Nagle usłyszeliśmy jak drzwi wejściowe ponownie się otwierają.

-Haaaaaaaaaaaaaaarry!-krzyknął Liam. Wychyliłem się z salonu i spojrzałem pytająco na bruneta.

-Byłem teraz z Meghan na spacerze...-zaczął.-I byliśmy w parku...

-No i...co w związku z tym?-spytałem unosząc brew.

-Był tam Georg i on razem z Haroldem kogoś zakopywali!-krzyknął.

-Jesteś pewien, że to Georg i Harold?-nie wiedziałem co mam myśleć. Nic nie wiedziałem.
Oni mogli uderzyć na nas w każdej chwili.
Cokolwiek planowali to było to niepokojące.
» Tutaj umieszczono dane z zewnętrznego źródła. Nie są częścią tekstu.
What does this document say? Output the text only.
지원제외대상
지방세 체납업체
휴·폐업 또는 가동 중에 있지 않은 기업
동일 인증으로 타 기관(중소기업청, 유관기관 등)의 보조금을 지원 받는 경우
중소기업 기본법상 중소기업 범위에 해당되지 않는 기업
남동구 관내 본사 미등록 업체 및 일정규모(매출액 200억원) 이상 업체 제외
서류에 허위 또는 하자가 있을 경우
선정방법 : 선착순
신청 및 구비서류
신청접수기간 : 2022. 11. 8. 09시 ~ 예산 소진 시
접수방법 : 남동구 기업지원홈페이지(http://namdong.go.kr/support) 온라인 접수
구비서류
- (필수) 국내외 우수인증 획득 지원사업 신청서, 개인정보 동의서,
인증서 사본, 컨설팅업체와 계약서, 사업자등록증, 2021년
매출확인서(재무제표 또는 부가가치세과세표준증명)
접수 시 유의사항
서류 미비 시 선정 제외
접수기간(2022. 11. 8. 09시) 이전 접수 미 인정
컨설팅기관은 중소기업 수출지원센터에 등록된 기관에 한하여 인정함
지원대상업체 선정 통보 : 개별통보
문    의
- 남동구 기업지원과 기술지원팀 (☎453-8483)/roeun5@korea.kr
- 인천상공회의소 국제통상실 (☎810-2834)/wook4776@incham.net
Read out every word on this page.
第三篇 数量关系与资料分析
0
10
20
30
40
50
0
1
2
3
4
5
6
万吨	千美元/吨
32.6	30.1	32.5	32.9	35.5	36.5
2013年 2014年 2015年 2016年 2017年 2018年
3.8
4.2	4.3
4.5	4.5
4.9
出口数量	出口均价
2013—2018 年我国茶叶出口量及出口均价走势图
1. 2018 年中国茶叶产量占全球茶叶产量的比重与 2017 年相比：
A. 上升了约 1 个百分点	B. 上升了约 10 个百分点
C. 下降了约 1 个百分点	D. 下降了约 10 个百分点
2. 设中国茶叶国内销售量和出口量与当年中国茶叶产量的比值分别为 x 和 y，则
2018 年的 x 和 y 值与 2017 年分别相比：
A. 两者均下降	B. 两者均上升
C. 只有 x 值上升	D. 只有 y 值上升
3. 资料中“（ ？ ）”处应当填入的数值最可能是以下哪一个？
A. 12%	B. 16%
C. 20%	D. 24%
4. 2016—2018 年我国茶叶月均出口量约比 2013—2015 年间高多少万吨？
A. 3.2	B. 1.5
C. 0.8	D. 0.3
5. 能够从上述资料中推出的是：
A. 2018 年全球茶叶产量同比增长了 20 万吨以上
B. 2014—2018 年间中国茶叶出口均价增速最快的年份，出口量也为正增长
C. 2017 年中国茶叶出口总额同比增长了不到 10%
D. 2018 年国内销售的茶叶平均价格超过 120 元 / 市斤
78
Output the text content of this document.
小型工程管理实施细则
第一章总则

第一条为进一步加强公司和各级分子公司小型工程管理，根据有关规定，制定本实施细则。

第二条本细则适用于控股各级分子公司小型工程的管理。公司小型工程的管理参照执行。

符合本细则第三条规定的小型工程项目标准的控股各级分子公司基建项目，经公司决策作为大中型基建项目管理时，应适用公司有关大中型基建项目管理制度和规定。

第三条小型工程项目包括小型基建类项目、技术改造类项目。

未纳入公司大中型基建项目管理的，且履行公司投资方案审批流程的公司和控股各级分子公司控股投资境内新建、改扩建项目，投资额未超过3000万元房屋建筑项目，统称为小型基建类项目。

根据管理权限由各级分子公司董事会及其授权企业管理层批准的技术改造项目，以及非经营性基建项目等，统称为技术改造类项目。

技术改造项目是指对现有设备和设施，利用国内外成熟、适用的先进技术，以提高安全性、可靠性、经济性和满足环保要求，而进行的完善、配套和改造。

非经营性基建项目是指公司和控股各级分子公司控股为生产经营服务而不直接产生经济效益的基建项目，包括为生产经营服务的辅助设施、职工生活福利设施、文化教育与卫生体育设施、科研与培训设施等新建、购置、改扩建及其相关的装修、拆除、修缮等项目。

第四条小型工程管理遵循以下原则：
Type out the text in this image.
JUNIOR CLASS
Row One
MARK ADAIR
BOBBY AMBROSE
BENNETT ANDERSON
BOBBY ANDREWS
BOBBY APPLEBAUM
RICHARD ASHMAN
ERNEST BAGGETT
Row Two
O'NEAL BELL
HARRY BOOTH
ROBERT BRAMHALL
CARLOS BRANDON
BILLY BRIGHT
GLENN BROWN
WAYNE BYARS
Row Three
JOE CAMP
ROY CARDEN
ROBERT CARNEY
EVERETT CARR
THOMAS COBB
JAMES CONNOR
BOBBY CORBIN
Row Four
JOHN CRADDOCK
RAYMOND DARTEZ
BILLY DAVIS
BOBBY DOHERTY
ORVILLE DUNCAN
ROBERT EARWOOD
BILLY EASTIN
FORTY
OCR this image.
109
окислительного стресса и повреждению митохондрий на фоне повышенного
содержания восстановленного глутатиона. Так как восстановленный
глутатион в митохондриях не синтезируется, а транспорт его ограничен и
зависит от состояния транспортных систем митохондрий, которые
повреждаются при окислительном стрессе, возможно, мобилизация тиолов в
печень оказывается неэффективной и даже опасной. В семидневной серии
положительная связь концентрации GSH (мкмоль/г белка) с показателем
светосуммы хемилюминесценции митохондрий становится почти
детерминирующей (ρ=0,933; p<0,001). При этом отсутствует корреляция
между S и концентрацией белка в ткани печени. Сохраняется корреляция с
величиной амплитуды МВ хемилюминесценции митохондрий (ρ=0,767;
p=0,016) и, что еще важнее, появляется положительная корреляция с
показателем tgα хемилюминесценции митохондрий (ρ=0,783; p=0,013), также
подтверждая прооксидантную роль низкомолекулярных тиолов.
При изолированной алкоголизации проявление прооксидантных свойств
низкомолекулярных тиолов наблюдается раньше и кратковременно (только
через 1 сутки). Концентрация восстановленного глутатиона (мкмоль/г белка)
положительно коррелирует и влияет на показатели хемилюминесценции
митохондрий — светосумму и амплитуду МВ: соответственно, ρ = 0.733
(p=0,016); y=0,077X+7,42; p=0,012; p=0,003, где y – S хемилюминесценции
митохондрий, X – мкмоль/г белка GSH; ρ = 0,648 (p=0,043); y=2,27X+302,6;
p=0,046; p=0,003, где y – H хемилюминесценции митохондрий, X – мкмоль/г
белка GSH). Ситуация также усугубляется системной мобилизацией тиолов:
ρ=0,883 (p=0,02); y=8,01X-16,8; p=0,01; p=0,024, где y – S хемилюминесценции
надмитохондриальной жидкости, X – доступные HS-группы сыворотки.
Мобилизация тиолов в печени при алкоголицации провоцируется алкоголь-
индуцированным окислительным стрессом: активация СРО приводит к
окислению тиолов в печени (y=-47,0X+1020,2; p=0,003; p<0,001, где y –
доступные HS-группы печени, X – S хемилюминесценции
-Tak, na sto procent to był Harold i Georg! Zakopywali kogoś. Chwilę ich obserwowaliśmy i o coś się kłócili a później musieliśmy zwiewać bo zaczęli iść w baszym kierunku.

-Romantycznie...-skomentował Niall a Bella tak o wybuchnęła śmiechem.

-Fuck...dobra. Jutro o tym pogadamy. Teraz lepiej chodźcie spać. A i Liam jutro musisz się zacząć przygotowywać bo za niedługo mogą być jakieś wyścigi a my nie możemy stracić naszej pozycji, jasne?-spytałem na odchodne a brunet przytaknął.

Meghan

Obudziłam się po czym przewróciłam się na drugi bok żeby sięgnąć po telefon i sprawdzić która godzina.
7.20 fajnie mam ferie i nawet nie potrafię spać dłużej przez to co się ostatnio dzieje.
Spojrzałam w bok na miejsce gdzie powinna być Bella ale jej tam nie było.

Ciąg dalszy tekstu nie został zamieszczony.